Schema Inference

What Is Schema Inference

When Ascend is running a Transform, the platform first determines the output schema of the Transform without processing any data. By performing this process sequentially throughout the Dataflow, Ascend validates the pipeline quickly without waiting for data to process and the pipeline breaking somewhere in the middle of processing due to a schema issue.

In order for Ascend to determine the output schema, the platforms schedules a task referred to as Schema Inference. This sends in an empty version of the dataset(s) (one for each input) and inspects the output schema of the output dataset.

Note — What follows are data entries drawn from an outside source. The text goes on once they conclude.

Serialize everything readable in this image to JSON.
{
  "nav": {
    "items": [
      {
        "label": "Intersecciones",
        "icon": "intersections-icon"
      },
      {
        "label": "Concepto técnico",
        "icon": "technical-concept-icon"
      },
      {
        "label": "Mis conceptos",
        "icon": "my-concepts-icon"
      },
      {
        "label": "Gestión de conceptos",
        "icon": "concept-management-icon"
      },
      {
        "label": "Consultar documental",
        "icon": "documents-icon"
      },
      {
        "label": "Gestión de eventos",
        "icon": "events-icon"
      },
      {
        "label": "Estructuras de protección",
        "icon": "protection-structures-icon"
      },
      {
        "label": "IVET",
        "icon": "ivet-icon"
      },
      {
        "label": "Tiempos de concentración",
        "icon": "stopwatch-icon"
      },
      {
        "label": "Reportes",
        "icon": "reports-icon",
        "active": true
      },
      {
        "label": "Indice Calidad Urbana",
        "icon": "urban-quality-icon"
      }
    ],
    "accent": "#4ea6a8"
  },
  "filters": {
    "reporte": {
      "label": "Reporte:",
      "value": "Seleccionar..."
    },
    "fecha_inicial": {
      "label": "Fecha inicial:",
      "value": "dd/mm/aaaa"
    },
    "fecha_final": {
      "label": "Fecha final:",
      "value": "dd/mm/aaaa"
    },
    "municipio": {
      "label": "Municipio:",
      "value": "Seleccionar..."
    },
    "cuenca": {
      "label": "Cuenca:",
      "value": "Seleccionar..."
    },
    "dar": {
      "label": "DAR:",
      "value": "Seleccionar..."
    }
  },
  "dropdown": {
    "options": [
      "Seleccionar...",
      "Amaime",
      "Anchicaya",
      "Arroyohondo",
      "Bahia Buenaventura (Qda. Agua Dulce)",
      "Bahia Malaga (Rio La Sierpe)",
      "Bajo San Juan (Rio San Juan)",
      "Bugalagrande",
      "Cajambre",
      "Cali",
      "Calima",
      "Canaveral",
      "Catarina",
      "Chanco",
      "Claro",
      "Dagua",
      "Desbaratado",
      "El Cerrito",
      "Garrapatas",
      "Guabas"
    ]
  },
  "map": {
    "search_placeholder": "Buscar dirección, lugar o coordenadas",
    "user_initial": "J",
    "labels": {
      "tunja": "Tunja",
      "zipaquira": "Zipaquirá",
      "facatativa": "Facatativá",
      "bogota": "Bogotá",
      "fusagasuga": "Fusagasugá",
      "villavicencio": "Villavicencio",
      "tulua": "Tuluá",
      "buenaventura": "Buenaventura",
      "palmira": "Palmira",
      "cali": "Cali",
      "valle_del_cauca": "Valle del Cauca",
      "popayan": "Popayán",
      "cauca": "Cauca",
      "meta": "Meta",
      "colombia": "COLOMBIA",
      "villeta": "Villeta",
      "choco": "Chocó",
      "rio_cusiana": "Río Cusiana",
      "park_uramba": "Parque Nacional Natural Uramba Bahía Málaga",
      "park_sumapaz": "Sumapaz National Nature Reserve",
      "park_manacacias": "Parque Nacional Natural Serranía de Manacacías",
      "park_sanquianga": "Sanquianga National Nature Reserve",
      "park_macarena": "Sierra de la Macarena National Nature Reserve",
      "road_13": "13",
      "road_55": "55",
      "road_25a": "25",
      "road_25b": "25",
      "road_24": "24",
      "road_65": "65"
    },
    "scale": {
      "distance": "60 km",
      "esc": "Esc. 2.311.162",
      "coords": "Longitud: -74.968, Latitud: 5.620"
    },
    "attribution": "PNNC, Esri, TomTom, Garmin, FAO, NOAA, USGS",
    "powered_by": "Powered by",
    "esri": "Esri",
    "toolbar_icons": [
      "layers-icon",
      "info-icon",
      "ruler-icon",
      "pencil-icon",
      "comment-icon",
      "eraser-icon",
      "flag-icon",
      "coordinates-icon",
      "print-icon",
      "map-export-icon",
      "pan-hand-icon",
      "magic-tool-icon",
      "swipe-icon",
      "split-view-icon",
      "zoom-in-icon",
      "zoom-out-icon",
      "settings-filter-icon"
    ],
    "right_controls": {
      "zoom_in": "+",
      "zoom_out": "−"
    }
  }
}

Most of the time, this process completes transparently without developers noticing. However, in cases where the code itself is dependent on rows always being present (for example, in PySpark calling first() and assuming that row is present) can lead to errors. To fix this, there are two solutions:

  1. Ensure that the code can succeed without errors even if the input DataFrames are empty. In choosing this path, developers can ensure that their pipelines will stay healthy even if there is a partition with 0 records (as Schema Inference creates).
  2. Implement the function to return the expected output schema so Ascend does not need to pass in the empty DataFrames to the transform function.

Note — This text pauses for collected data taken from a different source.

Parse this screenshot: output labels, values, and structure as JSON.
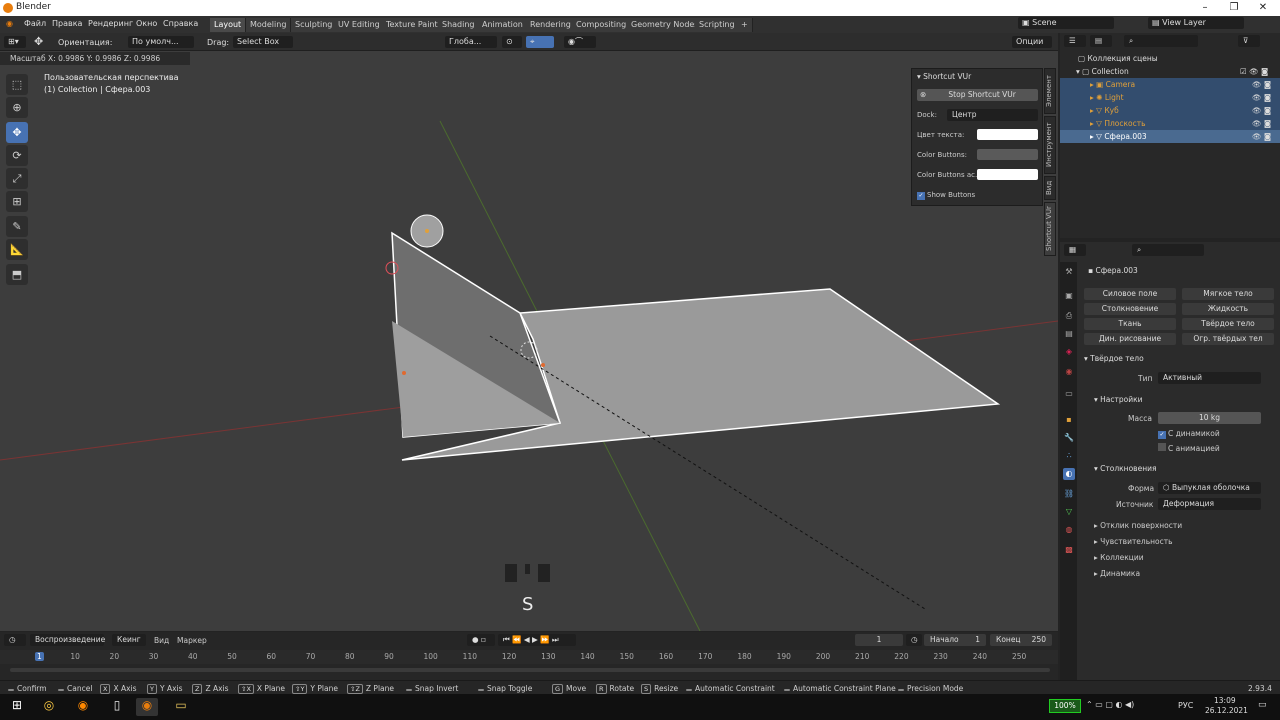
{
  "window": {
    "title": "Blender"
  },
  "menubar": {
    "menus": [
      "Файл",
      "Правка",
      "Рендеринг",
      "Окно",
      "Справка"
    ],
    "workspaces": [
      "Layout",
      "Modeling",
      "Sculpting",
      "UV Editing",
      "Texture Paint",
      "Shading",
      "Animation",
      "Rendering",
      "Compositing",
      "Geometry Nodes",
      "Scripting"
    ],
    "add_workspace": "+",
    "scene": "Scene",
    "view_layer": "View Layer"
  },
  "header3d": {
    "orientation_label": "Ориентация:",
    "orientation_value": "По умолч...",
    "drag_label": "Drag:",
    "drag_value": "Select Box",
    "global": "Глоба...",
    "options": "Опции"
  },
  "viewport": {
    "scale_info": "Масштаб X: 0.9986   Y: 0.9986   Z: 0.9986",
    "perspective": "Пользовательская перспектива",
    "collection_info": "(1) Collection | Сфера.003",
    "key_overlay": "S"
  },
  "npanel": {
    "title": "Shortcut VUr",
    "stop_button": "Stop Shortcut VUr",
    "dock_label": "Dock:",
    "dock_value": "Центр",
    "text_color_label": "Цвет текста:",
    "color_buttons_label": "Color Buttons:",
    "color_buttons_active_label": "Color Buttons ac...",
    "show_buttons_label": "Show Buttons",
    "tabs": [
      "Элемент",
      "Инструмент",
      "Вид",
      "Shortcut VUr"
    ]
  },
  "outliner": {
    "root": "Коллекция сцены",
    "collection": "Collection",
    "items": [
      "Camera",
      "Light",
      "Куб",
      "Плоскость",
      "Сфера.003"
    ]
  },
  "properties": {
    "object_name": "Сфера.003",
    "physics_buttons": [
      [
        "Силовое поле",
        "Мягкое тело"
      ],
      [
        "Столкновение",
        "Жидкость"
      ],
      [
        "Ткань",
        "Твёрдое тело"
      ],
      [
        "Дин. рисование",
        "Огр. твёрдых тел"
      ]
    ],
    "rigid_body_section": "Твёрдое тело",
    "type_label": "Тип",
    "type_value": "Активный",
    "settings_section": "Настройки",
    "mass_label": "Масса",
    "mass_value": "10 kg",
    "dynamic_label": "С динамикой",
    "animated_label": "С анимацией",
    "collisions_section": "Столкновения",
    "shape_label": "Форма",
    "shape_value": "Выпуклая оболочка",
    "source_label": "Источник",
    "source_value": "Деформация",
    "subsections": [
      "Отклик поверхности",
      "Чувствительность",
      "Коллекции",
      "Динамика"
    ]
  },
  "timeline": {
    "playback": "Воспроизведение",
    "keying": "Кеинг",
    "view": "Вид",
    "marker": "Маркер",
    "current_frame": "1",
    "start_label": "Начало",
    "start_value": "1",
    "end_label": "Конец",
    "end_value": "250",
    "ticks": [
      "1",
      "10",
      "20",
      "30",
      "40",
      "50",
      "60",
      "70",
      "80",
      "90",
      "100",
      "110",
      "120",
      "130",
      "140",
      "150",
      "160",
      "170",
      "180",
      "190",
      "200",
      "210",
      "220",
      "230",
      "240",
      "250"
    ]
  },
  "statusbar": {
    "items": [
      {
        "key": "",
        "label": "Confirm"
      },
      {
        "key": "",
        "label": "Cancel"
      },
      {
        "key": "X",
        "label": "X Axis"
      },
      {
        "key": "Y",
        "label": "Y Axis"
      },
      {
        "key": "Z",
        "label": "Z Axis"
      },
      {
        "key": "⇧X",
        "label": "X Plane"
      },
      {
        "key": "⇧Y",
        "label": "Y Plane"
      },
      {
        "key": "⇧Z",
        "label": "Z Plane"
      },
      {
        "key": "",
        "label": "Snap Invert"
      },
      {
        "key": "",
        "label": "Snap Toggle"
      },
      {
        "key": "G",
        "label": "Move"
      },
      {
        "key": "R",
        "label": "Rotate"
      },
      {
        "key": "S",
        "label": "Resize"
      },
      {
        "key": "",
        "label": "Automatic Constraint"
      },
      {
        "key": "",
        "label": "Automatic Constraint Plane"
      },
      {
        "key": "",
        "label": "Precision Mode"
      }
    ],
    "version": "2.93.4"
  },
  "taskbar": {
    "battery": "100%",
    "lang": "РУС",
    "time": "13:09",
    "date": "26.12.2021"
  },
  "colors": {
    "accent": "#4772b3",
    "selection": "#334d6e",
    "object_orange": "#e0a03a"
  }
}
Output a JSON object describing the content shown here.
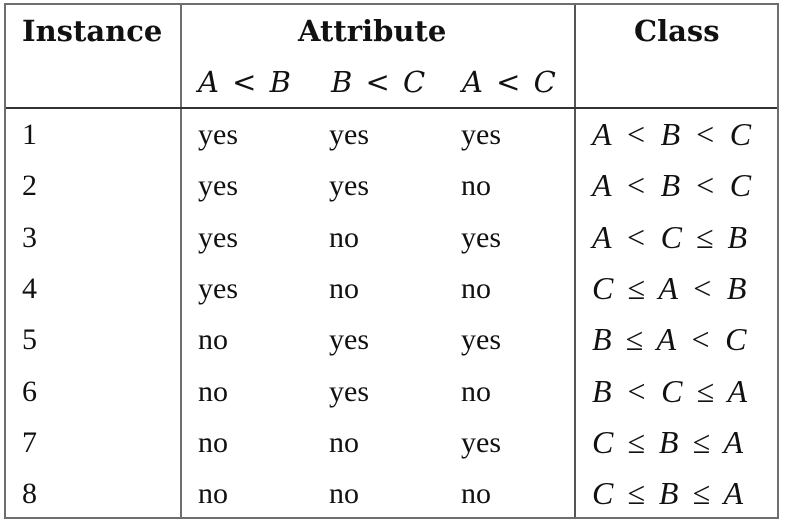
{
  "table": {
    "headers": {
      "instance": "Instance",
      "attribute": "Attribute",
      "class": "Class"
    },
    "attribute_subheaders": [
      "A < B",
      "B < C",
      "A < C"
    ],
    "rows": [
      {
        "instance": "1",
        "attributes": [
          "yes",
          "yes",
          "yes"
        ],
        "class": "A < B < C"
      },
      {
        "instance": "2",
        "attributes": [
          "yes",
          "yes",
          "no"
        ],
        "class": "A < B < C"
      },
      {
        "instance": "3",
        "attributes": [
          "yes",
          "no",
          "yes"
        ],
        "class": "A < C ≤ B"
      },
      {
        "instance": "4",
        "attributes": [
          "yes",
          "no",
          "no"
        ],
        "class": "C ≤ A < B"
      },
      {
        "instance": "5",
        "attributes": [
          "no",
          "yes",
          "yes"
        ],
        "class": "B ≤ A < C"
      },
      {
        "instance": "6",
        "attributes": [
          "no",
          "yes",
          "no"
        ],
        "class": "B < C ≤ A"
      },
      {
        "instance": "7",
        "attributes": [
          "no",
          "no",
          "yes"
        ],
        "class": "C ≤ B ≤ A"
      },
      {
        "instance": "8",
        "attributes": [
          "no",
          "no",
          "no"
        ],
        "class": "C ≤ B ≤ A"
      }
    ]
  }
}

Schema Inference Output Schema

The output schema from Schema Inference must match the schema returned from when partitions of data are run through. Otherwise, Ascend will produce an error. This step ensures that the different partitions of a component have the same schema, creating a cohesive data set of the component.

Implementing the infer_schema function

To skip the schema inference, the developer can implement the infer_schema function and return the output schema for the function.

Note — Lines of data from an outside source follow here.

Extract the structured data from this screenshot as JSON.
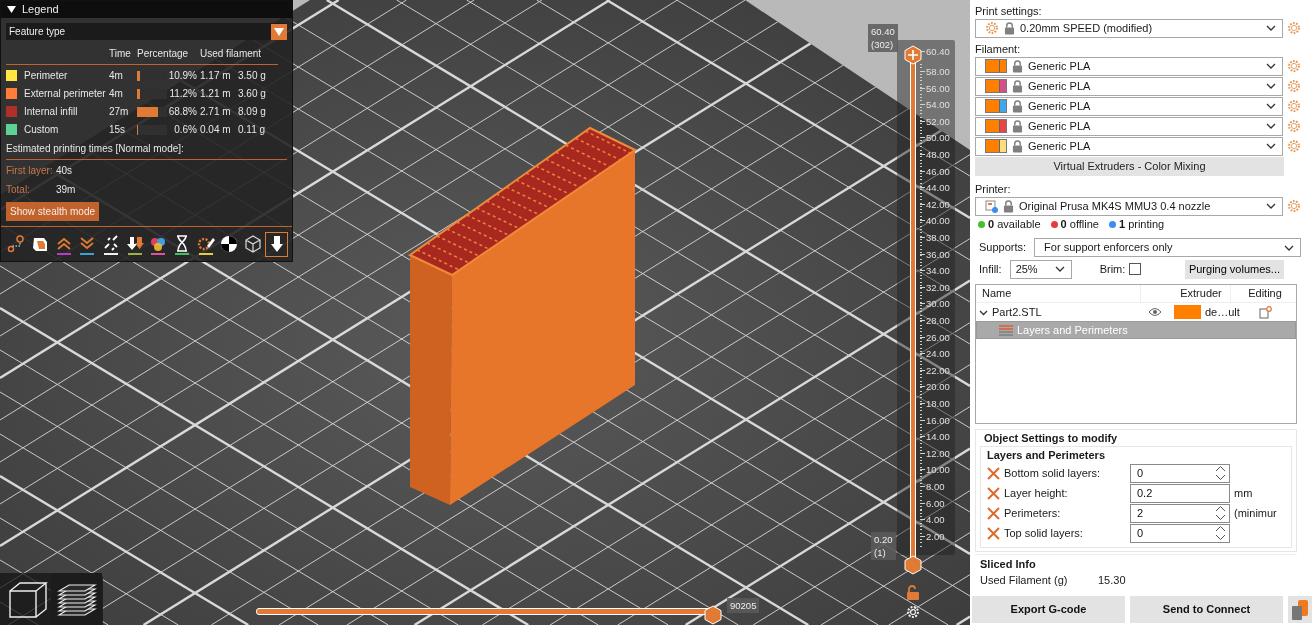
{
  "legend": {
    "title": "Legend",
    "expanded": true,
    "view_type": "Feature type",
    "columns": [
      "Time",
      "Percentage",
      "Used filament"
    ],
    "features": [
      {
        "name": "Perimeter",
        "color": "#ffe640",
        "time": "4m",
        "level": 0.109,
        "percentage": "10.9%",
        "length": "1.17 m",
        "weight": "3.50 g"
      },
      {
        "name": "External perimeter",
        "color": "#ff7d38",
        "time": "4m",
        "level": 0.112,
        "percentage": "11.2%",
        "length": "1.21 m",
        "weight": "3.60 g"
      },
      {
        "name": "Internal infill",
        "color": "#b03029",
        "time": "27m",
        "level": 0.688,
        "percentage": "68.8%",
        "length": "2.71 m",
        "weight": "8.09 g"
      },
      {
        "name": "Custom",
        "color": "#5ed194",
        "time": "15s",
        "level": 0.006,
        "percentage": "0.6%",
        "length": "0.04 m",
        "weight": "0.11 g"
      }
    ],
    "estimate_title": "Estimated printing times [Normal mode]:",
    "estimates": [
      {
        "label": "First layer:",
        "value": "40s"
      },
      {
        "label": "Total:",
        "value": "39m"
      }
    ],
    "stealth_button": "Show stealth mode",
    "toolbar": [
      {
        "kind": "route",
        "selected": false
      },
      {
        "kind": "shell",
        "selected": false
      },
      {
        "kind": "chevrons_up",
        "selected": false
      },
      {
        "kind": "chevrons_down",
        "selected": false
      },
      {
        "kind": "broken_link",
        "selected": false
      },
      {
        "kind": "drop_arrow",
        "selected": false
      },
      {
        "kind": "color_circles",
        "selected": false
      },
      {
        "kind": "hourglass",
        "selected": false
      },
      {
        "kind": "gear_pencil",
        "selected": false
      },
      {
        "kind": "checker",
        "selected": false
      },
      {
        "kind": "cube",
        "selected": false
      },
      {
        "kind": "arrow_down",
        "selected": true
      }
    ]
  },
  "vertical_slider": {
    "upper": {
      "value": "60.40",
      "layer": "(302)",
      "level": 1
    },
    "lower": {
      "value": "0.20",
      "layer": "(1)",
      "level": 0
    },
    "ticks": [
      "60.40",
      "58.00",
      "56.00",
      "54.00",
      "52.00",
      "50.00",
      "48.00",
      "46.00",
      "44.00",
      "42.00",
      "40.00",
      "38.00",
      "36.00",
      "34.00",
      "32.00",
      "30.00",
      "28.00",
      "26.00",
      "24.00",
      "22.00",
      "20.00",
      "18.00",
      "16.00",
      "14.00",
      "12.00",
      "10.00",
      "8.00",
      "6.00",
      "4.00",
      "2.00"
    ]
  },
  "horizontal_slider": {
    "value": "90205",
    "level": 1
  },
  "view_buttons": [
    {
      "kind": "perspective",
      "selected": false
    },
    {
      "kind": "layers",
      "selected": true
    }
  ],
  "sidebar": {
    "print_settings": {
      "label": "Print settings:",
      "value": "0.20mm SPEED (modified)"
    },
    "filament": {
      "label": "Filament:",
      "items": [
        {
          "name": "Generic PLA",
          "color": "#ff8000"
        },
        {
          "name": "Generic PLA",
          "color": "#d2508c"
        },
        {
          "name": "Generic PLA",
          "color": "#3ca8f0"
        },
        {
          "name": "Generic PLA",
          "color": "#e84646"
        },
        {
          "name": "Generic PLA",
          "color": "#f8e080"
        }
      ]
    },
    "color_mixing_button": "Virtual Extruders - Color Mixing",
    "printer": {
      "label": "Printer:",
      "value": "Original Prusa MK4S MMU3 0.4 nozzle"
    },
    "printer_status": [
      {
        "count": "0",
        "label": "available",
        "color": "#44c02c"
      },
      {
        "count": "0",
        "label": "offline",
        "color": "#e83a3a"
      },
      {
        "count": "1",
        "label": "printing",
        "color": "#3a8ef0"
      }
    ],
    "supports": {
      "label": "Supports:",
      "value": "For support enforcers only"
    },
    "infill": {
      "label": "Infill:",
      "value": "25%"
    },
    "brim": {
      "label": "Brim:",
      "checked": false
    },
    "purging_button": "Purging volumes...",
    "object_list": {
      "columns": [
        "Name",
        "Extruder",
        "Editing"
      ],
      "items": [
        {
          "name": "Part2.STL",
          "expanded": true,
          "selected": false,
          "extruder": "de…ult",
          "children": [
            {
              "name": "Layers and Perimeters",
              "selected": true
            }
          ]
        }
      ]
    },
    "object_settings": {
      "title": "Object Settings to modify",
      "group": "Layers and Perimeters",
      "fields": [
        {
          "kind": "spin",
          "label": "Bottom solid layers:",
          "value": "0"
        },
        {
          "kind": "text",
          "label": "Layer height:",
          "value": "0.2",
          "unit": "mm"
        },
        {
          "kind": "spin",
          "label": "Perimeters:",
          "value": "2",
          "unit": "(minimur"
        },
        {
          "kind": "spin",
          "label": "Top solid layers:",
          "value": "0"
        }
      ]
    },
    "sliced_info": {
      "title": "Sliced Info",
      "rows": [
        {
          "label": "Used Filament (g)",
          "value": "15.30"
        }
      ]
    },
    "buttons": [
      "Export G-code",
      "Send to Connect"
    ]
  }
}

The DataFrames passed in to the infer_schema function are all empty DataFrames with their schemas defined correctly.

import pyspark.sql.types as T

# implement the schema inference function
def infer_schema(spark_session: SparkSession, inputs: List[DataFrame], credentials=None) -> T.StructType:
  return T.StructType([
    T.StructField('output_column_1', T.StringType()),
    T.StructField('output_column_2', T.StringType())

# the transform will now only be called for the data partitions and not as part of Schema Inference
def transform(spark_session: SparkSession, inputs: List[DataFrame], credentials=None) -> DataFrame:
    df = inputs[0]
    return df

Schema Inference and Pivot

Because Ascend determines the output schema of a Transform without any data running through the component (either through inspecting the output DataFrame or the result of infer_schema), this mechanism ensures that changes to the data itself cannot affect the schema of the components / Dataflow.

Pivot, and similar functions in Spark that intentionally change the schema of the DataFrame according to the data are not supported in Ascend.

As a general practice, options for developers include:

  1. Create a more 'statically' defined 'pivot'. Instead of dynamically having the columns change on the dataset, consider creating a list of expected values and add those as columns -- thus creating a consistent output schema regardless of the input dataset.
  2. Pivot further downstream, for example in a BI tool where the data is being consumed. This moves the dynamic nature of the pivot out of the Dataflow where dataset change can break the pipeline, and into a reporting tool where the dynamic changes of the data will be reflected.